Head writer and producer Jac Schaeffer wanted to give audiences a new depiction of Wanda Maximoff (Elizabeth Olsen). The character who has the ability to manipulate reality itself has been showcased as a villain, a woman in love, and grief-stricken. For Schaeffer, she wanted to give audiences a reason to love the character, not fear her.
“We’ve seen her big power — the head tilt that scares everyone and is so amazing,” Schaeffer told IndieWire. “We haven’t really seen her joy. We’ve never had an opportunity to see her be funny and to see her be in mundane circumstances.” Schaeffer’s committed to turning Wanda into a fully-realized woman, on par with the women she’s written in features like “Timer” and “The Hustle.”
“Wandavision,” which just recently aired its fourth episode, started out by refusing to give audiences too much background, instead plopping them into Wanda’s sitcom world — and that’s by design. “We were very against making a parody,” Schaeffer said. The goal was to always make the series feel like it was a movie on its own merits. That being said, “WandaVision” was only ever presented as a television series. “I can’t imagine this as a movie because we really require the television aesthetic in order to break it,” she said. “You need to feel closed in, feel the smaller aspect ratio, feel the different film qualities, lighting styles, all of that.”
The biggest inspiration for the series’ was the tone of Taika Waititi’s rollicking 2017 Marvel feature “Thor: Ragnarok.” “That was really the movie, for me, that broke my brain,” Schaeffer said. “I thought it was just so daring and so exciting. Smashing the mold, and taking all the colors and throwing them around.” Schaeffer explained that it’s actually surprising to hear how many people are perceiving “WandaVision” to be groundbreaking as she believes “Ragnarok” laid so much of that groundwork. “We’ve been very flattered that people think it’s so original and so unique, and in my mind I’m like, ‘Well, there was Ragnarok and that was pretty crazy,'” she said.

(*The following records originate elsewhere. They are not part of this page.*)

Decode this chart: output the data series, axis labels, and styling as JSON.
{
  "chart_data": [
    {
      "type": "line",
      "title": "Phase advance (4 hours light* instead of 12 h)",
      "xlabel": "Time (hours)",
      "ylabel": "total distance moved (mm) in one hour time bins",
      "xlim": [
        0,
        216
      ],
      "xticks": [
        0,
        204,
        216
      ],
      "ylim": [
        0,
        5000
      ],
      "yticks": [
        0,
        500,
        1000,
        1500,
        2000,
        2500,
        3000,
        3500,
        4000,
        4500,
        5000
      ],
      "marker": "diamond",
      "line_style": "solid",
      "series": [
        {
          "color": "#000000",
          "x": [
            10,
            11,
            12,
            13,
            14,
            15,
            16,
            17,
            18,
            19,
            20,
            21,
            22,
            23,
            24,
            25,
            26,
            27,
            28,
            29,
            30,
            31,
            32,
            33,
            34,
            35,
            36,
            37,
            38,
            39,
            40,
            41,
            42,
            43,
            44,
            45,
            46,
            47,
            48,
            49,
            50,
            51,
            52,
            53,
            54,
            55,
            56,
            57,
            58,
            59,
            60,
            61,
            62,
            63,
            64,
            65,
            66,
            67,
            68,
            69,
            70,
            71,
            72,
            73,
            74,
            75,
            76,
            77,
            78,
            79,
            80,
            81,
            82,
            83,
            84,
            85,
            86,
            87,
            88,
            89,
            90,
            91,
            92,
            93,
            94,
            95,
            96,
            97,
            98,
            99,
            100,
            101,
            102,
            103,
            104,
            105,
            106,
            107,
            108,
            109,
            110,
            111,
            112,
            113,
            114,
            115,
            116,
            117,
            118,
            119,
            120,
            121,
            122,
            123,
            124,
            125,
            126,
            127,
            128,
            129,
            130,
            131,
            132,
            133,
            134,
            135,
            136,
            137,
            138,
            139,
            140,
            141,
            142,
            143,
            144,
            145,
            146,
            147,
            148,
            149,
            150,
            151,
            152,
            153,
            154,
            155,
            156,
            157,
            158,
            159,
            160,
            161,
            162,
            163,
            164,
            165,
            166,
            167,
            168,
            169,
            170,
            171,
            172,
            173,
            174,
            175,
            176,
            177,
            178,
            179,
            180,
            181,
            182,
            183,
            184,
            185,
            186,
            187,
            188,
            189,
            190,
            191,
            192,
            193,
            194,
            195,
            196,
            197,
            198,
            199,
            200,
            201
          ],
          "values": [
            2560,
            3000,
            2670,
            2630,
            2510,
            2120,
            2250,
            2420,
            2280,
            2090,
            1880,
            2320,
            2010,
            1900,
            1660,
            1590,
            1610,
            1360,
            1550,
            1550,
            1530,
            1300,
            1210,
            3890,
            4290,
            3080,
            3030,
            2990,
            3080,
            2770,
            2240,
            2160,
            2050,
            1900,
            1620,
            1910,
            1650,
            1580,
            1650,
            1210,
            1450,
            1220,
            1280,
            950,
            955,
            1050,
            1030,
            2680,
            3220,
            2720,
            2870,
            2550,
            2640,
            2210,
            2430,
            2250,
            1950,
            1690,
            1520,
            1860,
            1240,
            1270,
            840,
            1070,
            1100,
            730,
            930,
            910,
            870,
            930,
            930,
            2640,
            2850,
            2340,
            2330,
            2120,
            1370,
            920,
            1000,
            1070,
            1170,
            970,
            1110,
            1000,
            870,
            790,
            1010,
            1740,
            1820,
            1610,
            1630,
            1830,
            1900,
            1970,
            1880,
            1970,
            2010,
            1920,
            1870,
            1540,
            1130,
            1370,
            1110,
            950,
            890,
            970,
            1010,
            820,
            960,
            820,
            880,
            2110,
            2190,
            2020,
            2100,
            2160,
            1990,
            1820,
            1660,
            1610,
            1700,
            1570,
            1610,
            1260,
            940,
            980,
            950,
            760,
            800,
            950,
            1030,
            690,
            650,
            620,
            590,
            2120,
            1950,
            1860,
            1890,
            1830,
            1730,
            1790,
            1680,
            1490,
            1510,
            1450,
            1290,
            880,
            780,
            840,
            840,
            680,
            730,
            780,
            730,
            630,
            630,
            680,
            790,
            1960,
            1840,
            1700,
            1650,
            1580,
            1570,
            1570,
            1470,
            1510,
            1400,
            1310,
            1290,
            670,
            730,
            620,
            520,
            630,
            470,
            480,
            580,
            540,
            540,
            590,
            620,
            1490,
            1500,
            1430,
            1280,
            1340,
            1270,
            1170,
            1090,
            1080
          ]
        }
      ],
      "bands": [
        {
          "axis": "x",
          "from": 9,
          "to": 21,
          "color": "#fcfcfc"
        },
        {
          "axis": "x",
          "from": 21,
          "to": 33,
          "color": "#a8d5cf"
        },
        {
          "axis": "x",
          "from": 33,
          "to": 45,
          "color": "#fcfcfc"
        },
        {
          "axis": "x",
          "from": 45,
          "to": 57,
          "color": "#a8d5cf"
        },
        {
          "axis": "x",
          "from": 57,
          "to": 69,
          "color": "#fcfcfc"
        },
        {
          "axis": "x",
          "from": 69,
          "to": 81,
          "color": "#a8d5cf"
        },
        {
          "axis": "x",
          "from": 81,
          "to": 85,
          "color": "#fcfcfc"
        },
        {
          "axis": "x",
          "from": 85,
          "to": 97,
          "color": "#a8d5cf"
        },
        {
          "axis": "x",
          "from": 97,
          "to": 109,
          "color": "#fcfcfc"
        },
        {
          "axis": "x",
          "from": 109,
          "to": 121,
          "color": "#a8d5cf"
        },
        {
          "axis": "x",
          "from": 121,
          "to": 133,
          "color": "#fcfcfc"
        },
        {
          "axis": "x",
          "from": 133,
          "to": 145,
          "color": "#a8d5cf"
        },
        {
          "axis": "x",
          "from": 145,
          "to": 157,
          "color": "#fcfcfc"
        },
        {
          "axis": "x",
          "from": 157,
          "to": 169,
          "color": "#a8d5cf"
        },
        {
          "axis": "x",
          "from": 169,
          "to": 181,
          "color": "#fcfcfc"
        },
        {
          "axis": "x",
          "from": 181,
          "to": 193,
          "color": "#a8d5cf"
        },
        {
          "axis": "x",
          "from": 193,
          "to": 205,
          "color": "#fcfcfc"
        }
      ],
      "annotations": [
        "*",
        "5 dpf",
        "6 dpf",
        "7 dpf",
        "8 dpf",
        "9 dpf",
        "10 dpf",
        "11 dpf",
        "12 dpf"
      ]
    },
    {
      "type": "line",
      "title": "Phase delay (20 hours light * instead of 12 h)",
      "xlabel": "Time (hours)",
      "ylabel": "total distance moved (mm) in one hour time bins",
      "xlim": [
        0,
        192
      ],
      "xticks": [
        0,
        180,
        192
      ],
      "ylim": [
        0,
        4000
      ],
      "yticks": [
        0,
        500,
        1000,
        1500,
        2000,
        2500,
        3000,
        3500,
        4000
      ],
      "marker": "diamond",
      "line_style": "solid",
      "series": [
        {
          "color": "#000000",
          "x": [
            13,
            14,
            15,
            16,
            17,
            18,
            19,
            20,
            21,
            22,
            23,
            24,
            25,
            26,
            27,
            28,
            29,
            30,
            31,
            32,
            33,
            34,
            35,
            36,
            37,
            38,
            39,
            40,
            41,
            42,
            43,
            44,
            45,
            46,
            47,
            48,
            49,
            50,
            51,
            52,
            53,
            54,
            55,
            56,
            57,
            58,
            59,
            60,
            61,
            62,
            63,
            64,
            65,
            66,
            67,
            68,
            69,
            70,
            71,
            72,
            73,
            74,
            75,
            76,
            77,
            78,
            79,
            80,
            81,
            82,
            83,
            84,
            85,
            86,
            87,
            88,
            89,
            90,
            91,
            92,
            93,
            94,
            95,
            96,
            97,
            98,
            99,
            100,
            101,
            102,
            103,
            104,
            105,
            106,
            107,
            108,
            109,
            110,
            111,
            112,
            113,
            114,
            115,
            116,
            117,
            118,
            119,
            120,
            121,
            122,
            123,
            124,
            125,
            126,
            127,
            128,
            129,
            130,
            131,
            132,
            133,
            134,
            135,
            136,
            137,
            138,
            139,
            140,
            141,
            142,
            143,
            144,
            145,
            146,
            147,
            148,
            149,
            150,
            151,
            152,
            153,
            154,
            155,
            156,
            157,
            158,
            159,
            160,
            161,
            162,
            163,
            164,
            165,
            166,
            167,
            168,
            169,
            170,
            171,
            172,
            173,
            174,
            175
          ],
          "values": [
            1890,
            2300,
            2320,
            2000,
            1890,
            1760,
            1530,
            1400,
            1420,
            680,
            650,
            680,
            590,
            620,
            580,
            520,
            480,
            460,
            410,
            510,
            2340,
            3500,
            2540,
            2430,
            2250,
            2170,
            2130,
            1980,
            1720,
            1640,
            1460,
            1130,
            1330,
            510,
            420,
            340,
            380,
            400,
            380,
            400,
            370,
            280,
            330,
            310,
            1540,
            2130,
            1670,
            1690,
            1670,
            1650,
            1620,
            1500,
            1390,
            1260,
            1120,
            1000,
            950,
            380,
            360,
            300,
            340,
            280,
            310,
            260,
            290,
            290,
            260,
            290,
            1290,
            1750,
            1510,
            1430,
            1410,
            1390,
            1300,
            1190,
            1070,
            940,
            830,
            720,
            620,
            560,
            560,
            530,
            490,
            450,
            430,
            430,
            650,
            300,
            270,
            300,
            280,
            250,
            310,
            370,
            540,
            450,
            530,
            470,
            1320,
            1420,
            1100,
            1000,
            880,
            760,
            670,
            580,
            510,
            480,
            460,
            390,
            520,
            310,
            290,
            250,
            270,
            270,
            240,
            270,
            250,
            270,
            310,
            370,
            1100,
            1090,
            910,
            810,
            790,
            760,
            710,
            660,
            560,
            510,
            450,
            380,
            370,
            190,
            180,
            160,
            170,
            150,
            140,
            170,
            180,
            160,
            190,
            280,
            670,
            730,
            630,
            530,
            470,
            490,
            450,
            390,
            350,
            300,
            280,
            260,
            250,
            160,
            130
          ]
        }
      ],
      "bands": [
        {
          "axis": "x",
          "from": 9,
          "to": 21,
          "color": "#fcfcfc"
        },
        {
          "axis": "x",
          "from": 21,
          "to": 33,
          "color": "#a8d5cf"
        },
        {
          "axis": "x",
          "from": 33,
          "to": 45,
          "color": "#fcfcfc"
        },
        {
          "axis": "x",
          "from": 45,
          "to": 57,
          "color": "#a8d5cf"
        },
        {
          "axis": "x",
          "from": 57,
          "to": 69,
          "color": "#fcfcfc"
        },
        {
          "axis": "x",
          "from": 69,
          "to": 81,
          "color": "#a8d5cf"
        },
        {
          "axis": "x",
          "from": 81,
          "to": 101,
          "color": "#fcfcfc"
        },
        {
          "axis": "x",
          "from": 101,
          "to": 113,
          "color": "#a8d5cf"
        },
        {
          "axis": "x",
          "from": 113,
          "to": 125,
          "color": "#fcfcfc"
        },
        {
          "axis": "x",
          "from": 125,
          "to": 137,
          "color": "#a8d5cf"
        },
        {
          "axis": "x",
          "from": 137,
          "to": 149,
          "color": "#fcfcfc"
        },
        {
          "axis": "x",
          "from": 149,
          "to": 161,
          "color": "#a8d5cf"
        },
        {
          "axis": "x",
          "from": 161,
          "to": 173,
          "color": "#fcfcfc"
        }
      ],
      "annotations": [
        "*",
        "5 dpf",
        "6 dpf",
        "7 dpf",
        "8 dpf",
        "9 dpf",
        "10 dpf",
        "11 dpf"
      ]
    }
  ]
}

And while Schaeffer can’t talk about Wanda’s endgame, the creator said it’s interesting that the series is coming out as audiences collectively yearn for a simpler sense of normalcy. “There was absolutely no way, obviously, for us to anticipate what the world would be like when the show debuted,” she said. “I was always anticipating fan reaction about the MCU of it, but [I didn’t see] the warmth and connection that I’m seeing with the sitcom piece.” She says that people want to feel good and yet, like Wanda, the cracks in reality are making it hard to balance that desire to retreat.
“WandaVision” is streaming now on Disney+.